2011.04.01 Inaugural Meeting
Attending: Josh, Jason, Simon, Andy
Agenda
- Matters Arising (<10 mins)
- New Hires (5 mins)
-
Hardware
- "4 CPUs (up to ~3.3GHz each), 50 - 100GB storage, 8GB memory."
- "Initially this would share the host machine's network card but we would look to order a separate 1GB card (in the coming days) which would be dedicated to the VM, cost is likely to be £100-200 (charged to SHIP). If you think this isn't going to meet the immediate resource needs then we will need to purchase a new host server."

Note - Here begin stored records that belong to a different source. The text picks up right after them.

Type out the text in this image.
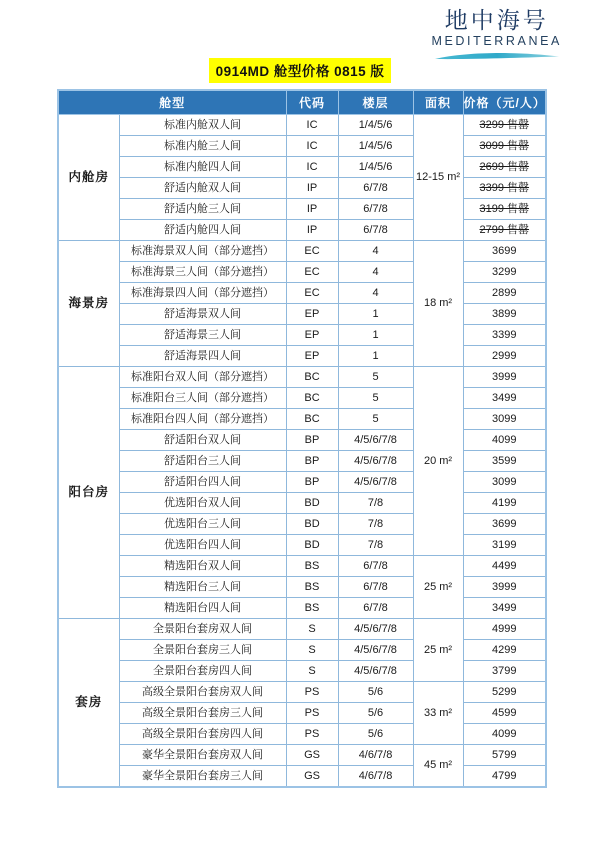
地中海号
MEDITERRANEA
0914MD 舱型价格 0815 版
舱型		代码	楼层	面积	价格（元/人）
内舱房	标准内舱双人间	IC	1/4/5/6	12-15 m²	3299 售罄
	标准内舱三人间	IC	1/4/5/6		3099 售罄
	标准内舱四人间	IC	1/4/5/6		2699 售罄
	舒适内舱双人间	IP	6/7/8		3399 售罄
	舒适内舱三人间	IP	6/7/8		3199 售罄
	舒适内舱四人间	IP	6/7/8		2799 售罄
海景房	标准海景双人间（部分遮挡）	EC	4	18 m²	3699
	标准海景三人间（部分遮挡）	EC	4		3299
	标准海景四人间（部分遮挡）	EC	4		2899
	舒适海景双人间	EP	1		3899
	舒适海景三人间	EP	1		3399
	舒适海景四人间	EP	1		2999
阳台房	标准阳台双人间（部分遮挡）	BC	5	20 m²	3999
	标准阳台三人间（部分遮挡）	BC	5		3499
	标准阳台四人间（部分遮挡）	BC	5		3099
	舒适阳台双人间	BP	4/5/6/7/8		4099
	舒适阳台三人间	BP	4/5/6/7/8		3599
	舒适阳台四人间	BP	4/5/6/7/8		3099
	优选阳台双人间	BD	7/8		4199
	优选阳台三人间	BD	7/8		3699
	优选阳台四人间	BD	7/8		3199
	精选阳台双人间	BS	6/7/8	25 m²	4499
	精选阳台三人间	BS	6/7/8		3999
	精选阳台四人间	BS	6/7/8		3499
套房	全景阳台套房双人间	S	4/5/6/7/8	25 m²	4999
	全景阳台套房三人间	S	4/5/6/7/8		4299
	全景阳台套房四人间	S	4/5/6/7/8		3799
	高级全景阳台套房双人间	PS	5/6	33 m²	5299
	高级全景阳台套房三人间	PS	5/6		4599
	高级全景阳台套房四人间	PS	5/6		4099
	豪华全景阳台套房双人间	GS	4/6/7/8	45 m²	5799
	豪华全景阳台套房三人间	GS	4/6/7/8		4799
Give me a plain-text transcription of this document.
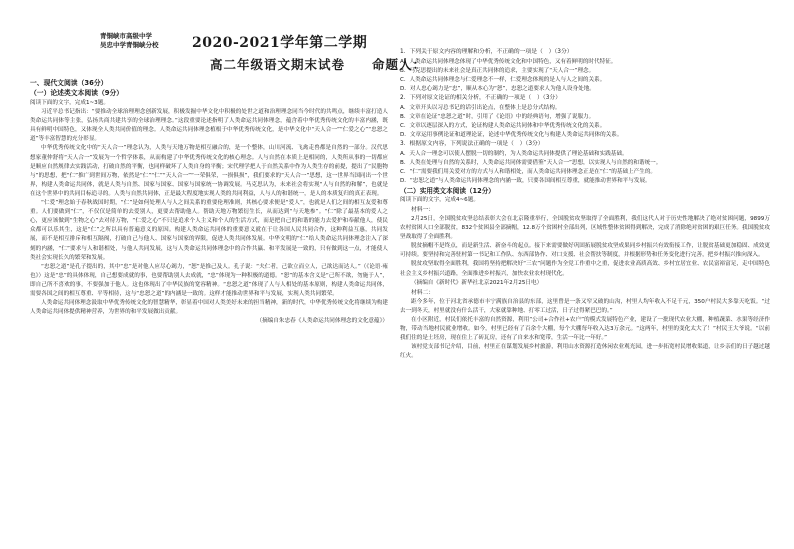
青铜峡市高级中学
吴忠中学青铜峡分校 2020-2021学年第二学期
高二年级语文期末试卷　　命题人：
一、现代文阅读（36分）
（一）论述类文本阅读（9分）

阅读下面的文字，完成1~3题。

习近平总书记指出：“要推动全球治理理念创新发展，积极发掘中华文化中积极的处世之道和治理理念同当今时代的共鸣点，继续丰富打造人类命运共同体等主张，弘扬共商共建共享的全球治理理念。”这段重要论述指明了人类命运共同体理念，蕴含着中华优秀传统文化的丰富内涵，既具有鲜明中国特色，又体现全人类共同价值的理念。人类命运共同体理念植根于中华优秀传统文化，是中华文化中“天人合一”“仁爱之心”“忠恕之道”等丰富智慧的充分彰显。

中华优秀传统文化中的“天人合一”理念认为，人类与天地万物是相互融合的，是一个整体，山川河流、飞禽走兽都是自然的一部分。汉代思想家董仲舒将“天人合一”发展为一个哲学体系，从而构建了中华优秀传统文化的核心理念。人与自然在本质上是相同的，人类所从事的一切都应是顺应自然规律去实践活动，打破自然的平衡，也同样破坏了人类自身的平衡；宋代理学把人于自然关系中作为人类生存的前提，提出了“民胞物与”的思想，把“仁”推广到世间万物，依然是“仁”“仁”“天人合一”“一荣俱荣，一损俱损”，我们要求的“天人合一”思想，这一世界当国同出一个世界，构建人类命运共同体，就是人类与自然、国家与国家、国家与国家统一协调发展。马克思认为，未来社会将实现“人与自然的和解”，也就是在这个世界中的共同目标追寻的。人类与自然共同体，正是最大程度地实现人类的共同利益，人与人的和谐统一，是人的本质复归的真正表现。

“仁爱”理念始于春秋战国时期，“仁”是如何处理人与人之间关系的重要伦理准则，其核心要求便是“爱人”，也就是人们之间的相互友爱和尊重。人们要做到“仁”，不仅仅是简单的去爱别人，更要去帮助他人。帮助天地万物繁衍生长，从而达到“与天地参”。“仁”除了最基本的爱人之心，更应该做到“生物之心”去对待万物，“仁爱之心”不只是追求个人主义和个人的生活方式，而是把自己的和谐的能力去爱护和奉献他人，使民众都可以乐其生，这是“仁”之所以具有普遍意义的原因。构建人类命运共同体的重要意义就在于让各国人民共同合作，这种利益互惠，共同发展，而不是相互排斥和相互隔阂，打破自己与他人、国家与国家的界限，促进人类共同体发展。中华文明的“仁”给人类命运共同体理念注入了深刻的内涵，“仁”要求与人和谐相处，与他人共同发展，这与人类命运共同体理念中的合作共赢、和平发展是一致的，只有做到这一点，才能使人类社会实现长久的繁荣和发展。

“忠恕之道”是孔子提出的，其中“忠”是对他人应尽心竭力，“恕”是推己及人。孔子说：“夫仁者，己欲立而立人，己欲达而达人。”（《论语·雍也》）这是“忠”的具体体现，自己想要成就的事，也要帮助别人去成就，“忠”体现为一种积极的道德。“恕”的基本含义是“己所不欲，勿施于人”，即自己所不喜欢的事，不要强加于他人。这也体现出了中华民族的宽容精神。“忠恕之道”体现了人与人相处的基本原则，构建人类命运共同体，需要各国之间的相互尊重、平等相待，这与“忠恕之道”的内涵是一致的。这样才能推动世界和平与发展，实现人类共同繁荣。

人类命运共同体理念汲取中华优秀传统文化的智慧精华，彰显着中国对人类美好未来的担当精神，新的时代，中华优秀传统文化将继续为构建人类命运共同体提供精神营养，为世界的和平发展做出贡献。

（摘编自朱忠春《人类命运共同体理念的文化意蕴》）

1．下列关于原文内容的理解和分析，不正确的一项是（　）（3分）

A．人类命运共同体理念体现了中华优秀传统文化和中国特色，又有着鲜明的时代特征。

B．马克思提出的未来社会是真正共同体的追求，主要实现了“天人合一”理念。

C．人类命运共同体理念与仁爱理念不一样，仁爱理念体现的是人与人之间的关系。

D．对人忠心竭力是“忠”，顺从本心为“恕”，忠恕之道要求人为他人设身处地。

2．下列对原文论证的相关分析，不正确的一项是（　）（3分）

A．文章开头以习总书记的话引出论点，在整体上是总分式结构。

B．文章在论证“忠恕之道”时，引用了《论语》中的经典语句，增强了说服力。

C．文章以逐层深入的方式，论证构建人类命运共同体和中华优秀传统文化的关系。

D．文章运用事例论证和道理论证，论述中华优秀传统文化与构建人类命运共同体的关系。

3．根据原文内容，下列说法正确的一项是（　）（3分）

A．天人合一理念可以使人摆脱一切的制约，为人类命运共同体提供了理论基础和实践基础。

B．人类在处理与自然的关系时，人类命运共同体需要借鉴“天人合一”思想，以实现人与自然的和谐统一。

C．“仁”需要我们用关爱对方的方式与人和谐相处，而人类命运共同体理念正是在“仁”的基础上产生的。

D．“忠恕之道”与人类命运共同体理念的内涵一致，只要各国间相互尊重，就能推动世界和平与发展。

（二）实用类文本阅读（12分）

阅读下面的文字，完成4~6题。

材料一：

2月25日，全国脱贫攻坚总结表彰大会在北京隆重举行，全国脱贫攻坚取得了全面胜利，我们这代人对于历史性地解决了绝对贫困问题，9899万农村贫困人口全部脱贫，832个贫困县全部摘帽，12.8万个贫困村全部出列，区域性整体贫困得到解决，完成了消除绝对贫困的艰巨任务。我国脱贫攻坚战取得了全面胜利。

脱贫摘帽不是终点，而是新生活、新奋斗的起点。接下来需要做好巩固拓展脱贫攻坚成果同乡村振兴有效衔接工作，让脱贫基础更加稳固、成效更可持续。要坚持和完善驻村第一书记和工作队、东西部协作、对口支援、社会帮扶等制度，并根据形势和任务变化进行完善，把乡村振兴推向深入。

脱贫攻坚取得全面胜利，我国将坚持把解决好“三农”问题作为全党工作重中之重，促进农业高质高效、乡村宜居宜业、农民富裕富足，走中国特色社会主义乡村振兴道路，全面推进乡村振兴，加快农业农村现代化。

（摘编自《新时代》新华社北京2021年2月25日电）

材料二：

距今多年，位于河北省承德市丰宁满族自治县的东部，这里曾是一条又窄又破的山沟，村里人均年收入不足千元，350户村民大多靠天吃饭。“过去一到冬天，村里就没有什么活干，大家就靠种地、打零工过活，日子过得紧巴巴的。”

在小区附近，村民们依托丰富的自然资源，利用“公司+合作社+农户”的模式发展特色产业，建设了一批现代农业大棚，种植蔬菜、水果等经济作物，带动当地村民就业增收。如今，村里已经有了百余个大棚，每个大棚每年收入达3万余元。“这两年，村里的变化太大了！”村民王大爷说。“以前我们住的是土坯房，现在住上了砖瓦房，还有了自来水和宽带，生活一年比一年好。”

该村党支部书记介绍，目前，村里正在谋划发展乡村旅游，利用山水资源打造休闲农业观光园，进一步拓宽村民增收渠道，让乡亲们的日子越过越红火。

- "The VM will reside inside the university firewall but outside of ours, and not on our domain - thus it will have a 134.36.204."
- "IP and be accessible across the uni network, but not externally. If external access is needed then this would be need to be authorised by ICS."
- "We can provide a Windows 2008 R2 VM or we can host a Linux VM, either way you can have full admin rights. Thus if you have an existing template VM that we can host within HyperV - please make this available to us. If you don't then please indicate which OS is preferred - n.b. we can setup the win2k8 instance very quickly as we have templates."
- Access to Datasets (10 mins)
-
Requirements for initial prototype (20 mins)
- group-based v. individual based
- requirements on auditing, who's reviewing how; per row
- Requirements for Wellcome visit demo (20 mins)
-
Any other business (<5 mins)
- Process & visibility of web resources
Notes
* Matters arising
* Don't need privileges on plone (yet); have privileges on trac
* New Hires
* Job ad is out on monster
* Has it been posted to NoSQL? Not yet
* http://www.lifesci.dundee.ac.uk/vacancies/2011/03/30/software-developer-2-posts
* Simon also looking into known developer groups
* Andy: http://careers.stackoverflow.com/
* Simon official? As far as we know.
* Hardware
* VM with full admin rights
* Hosted by HIC (physical environment - similar to J. Monk's)
* Can move the VM elsewhere
* One genetics file is a Gig.
* NIC to the cluster.
* Should only be able to see 134.36.204.*
* Andy: May need to pester Simon to get it configured.
* Simon: patched & updated debian (with our keys), put up somewhere so Andy can access it
* leading into to dataset...
* Datasets
* Josh: what can't we do with the data on the VM?
* Andy: "don't download data" / "data should stay on the VM"
* Can pipe it, but ...
* SOPs should protect us
* Not a real issue
* Perhaps a list of what people can and can't do
* Simon: shell into box, but don't scp all the data
* Andy: just behave and their are no problems
* At the moment, we don't have any control anyway (what we're trying to fix)
* Jason: everyone sign?
* Andy: anyone who can access VM needs to sign.
* Josh: use SSH keys. Simon in charge; only people who Andy has ok'd.
* Prototype
* Andy: group-based at the moment (within GoDARTs)
* smallest group can be one person
* never heard of a project with individual permissions
* for pilot, group is fine
* Auditing system
* Andy: never done this before
* Just setting it up on the Oracle box
* Auditing of every query which is run
* login
* select of one record, etc.
* admins are tracked as well
* Reviewing by default only done by HIC data coordinator (Alison & Andy)
* Already have external audits by independent company
* But they may do it through the HIC offices
* researcher signs SOP, need to make sure data is used appropriately
* i.e. visualize spot check
* Level 1
* human recalling time-series of what researcher did
* Level 2 could be audited, but outside the scope for the moment
* Simon: ok to instant message you to clarify points?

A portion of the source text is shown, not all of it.